At the IoT Security Summit in Dallas, Southwest Airlines’ Adi Pradeep suggested that businesses will need to suffer a ‘wake-up call’ similar to the Target data breach before they’ll get serious about IoT security issues.

Courtney Bjorlin

October 16, 2018

2 Min Read
Image shows cybersecurity network concept. Master key connect virtual networking graphic
Cyber security network concept. Master key connect virtual networking graphic and blur laptop with flare light effectThinkstock

“When will organizations start to get serious about IoT security projects?”

It was a question posed during a “fireside chat” today, on the opening day of the IoT Security Summit, to Adi Pradeep, who is cybersecurity analyst for Southwest Airlines, by Moderator Jo Peterson, vice president of cloud services at technology sourcing and benchmarking firm Clarify360.

When the increasing number of attacks leverage the scale that IoT enables to compromise high-value targets, “that’s when we’ll see a wake-up call in the industry,” Pradeep said. He likened that wake-up call to what the retail industry experienced when hackers gained access to Target’s database and stole customer data via credentials lifted from a third-party vendor.

As evidence that businesses still haven’t “woken up” to the risks of IoT security, when asked how many in the room allocate money for IoT security in their budgets, only four of the more than 40 people in the audience raised their hands.

Pradeep shared his views on IoT security issues during a wide-ranging discussion at the Dallas event. In addition to Southwest’s Pradeep, leaders from American Airlines, Grubhub, Microsoft, Juniper Network and EY will share their advice on securing the IoT during the two-day conference. The event will cover cloud security, blockchain and distributed ledger technology.

Pradeep advised balancing security needs with costs, and for IoT security checklists to be topped with looking at security and privacy concerns to ensure compliance. Those checklists must also include hardware and connectivity. It’s crucial to make sure that the devices brought into the company network are actually needed by the business and not just borne of a need to get “a newfangled device to play around with.”

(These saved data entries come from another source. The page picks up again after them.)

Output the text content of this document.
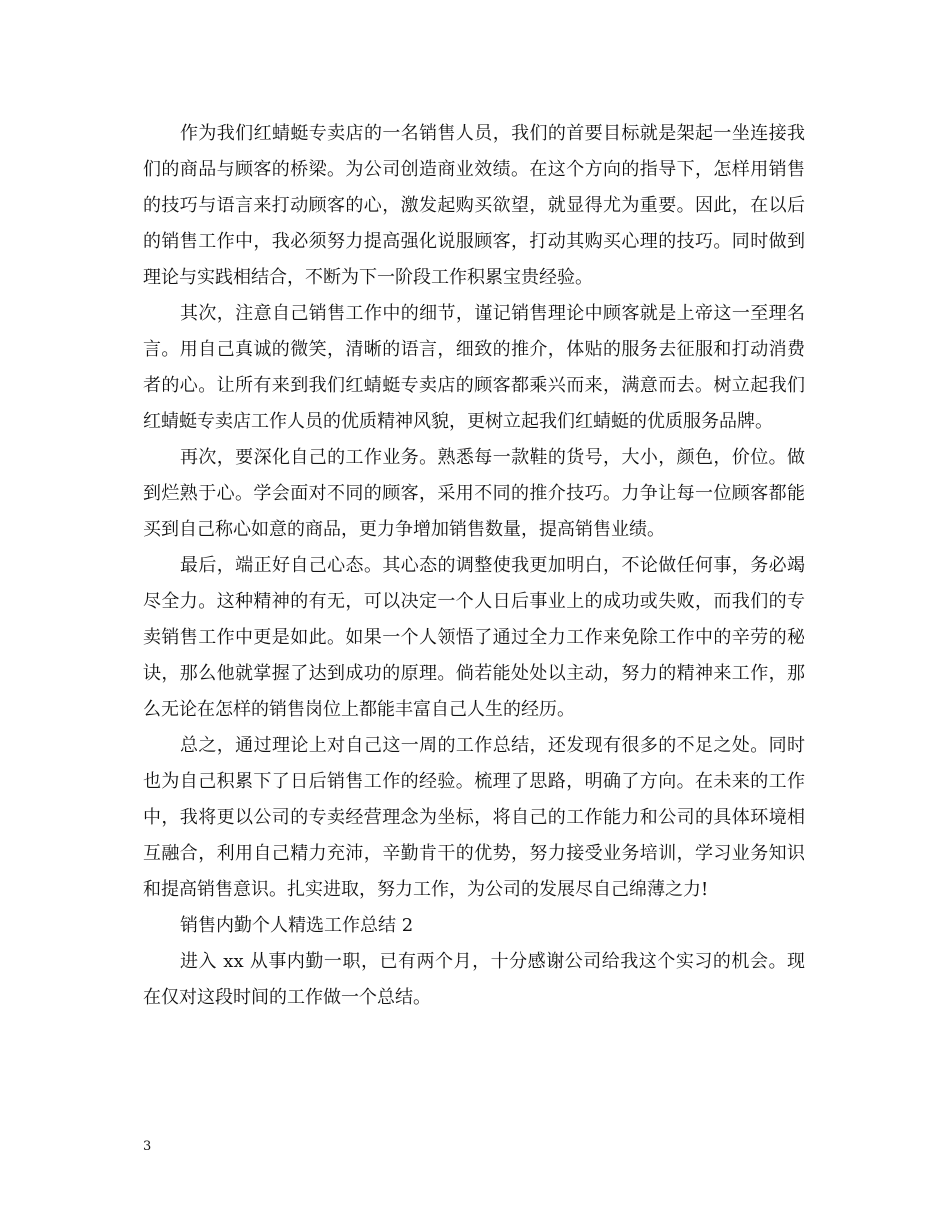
作为我们红蜻蜓专卖店的一名销售人员，我们的首要目标就是架起一坐连接我们的商品与顾客的桥梁。为公司创造商业效绩。在这个方向的指导下，怎样用销售的技巧与语言来打动顾客的心，激发起购买欲望，就显得尤为重要。因此，在以后的销售工作中，我必须努力提高强化说服顾客，打动其购买心理的技巧。同时做到理论与实践相结合，不断为下一阶段工作积累宝贵经验。

其次，注意自己销售工作中的细节，谨记销售理论中顾客就是上帝这一至理名言。用自己真诚的微笑，清晰的语言，细致的推介，体贴的服务去征服和打动消费者的心。让所有来到我们红蜻蜓专卖店的顾客都乘兴而来，满意而去。树立起我们红蜻蜓专卖店工作人员的优质精神风貌，更树立起我们红蜻蜓的优质服务品牌。

再次，要深化自己的工作业务。熟悉每一款鞋的货号，大小，颜色，价位。做到烂熟于心。学会面对不同的顾客，采用不同的推介技巧。力争让每一位顾客都能买到自己称心如意的商品，更力争增加销售数量，提高销售业绩。

最后，端正好自己心态。其心态的调整使我更加明白，不论做任何事，务必竭尽全力。这种精神的有无，可以决定一个人日后事业上的成功或失败，而我们的专卖销售工作中更是如此。如果一个人领悟了通过全力工作来免除工作中的辛劳的秘诀，那么他就掌握了达到成功的原理。倘若能处处以主动，努力的精神来工作，那么无论在怎样的销售岗位上都能丰富自己人生的经历。

总之，通过理论上对自己这一周的工作总结，还发现有很多的不足之处。同时也为自己积累下了日后销售工作的经验。梳理了思路，明确了方向。在未来的工作中，我将更以公司的专卖经营理念为坐标，将自己的工作能力和公司的具体环境相互融合，利用自己精力充沛，辛勤肯干的优势，努力接受业务培训，学习业务知识和提高销售意识。扎实进取，努力工作，为公司的发展尽自己绵薄之力!

销售内勤个人精选工作总结 2

进入 xx 从事内勤一职，已有两个月，十分感谢公司给我这个实习的机会。现在仅对这段时间的工作做一个总结。

3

[IoT Security Summit is the conference where you learn about key IoT security issues, including how to secure the full IoT stack, from cloud to the edge. Get your ticket now.]

When asked about the industry’s hesitancy on pushing IoT environments into the cloud, Pradeep offered: “Whether it’s in the cloud or not, it still needs to follow certain security principles. Take those same principles you designed your on-premises system with, and take it with you to the cloud.”

What’s more, developing standards in much the same way as network protocols and TCP/IP shaped up will be important to ensure IoT device interoperability, according to Pradeep.

“I think there will be more of a consortium formed to develop that sort of framework,” he said.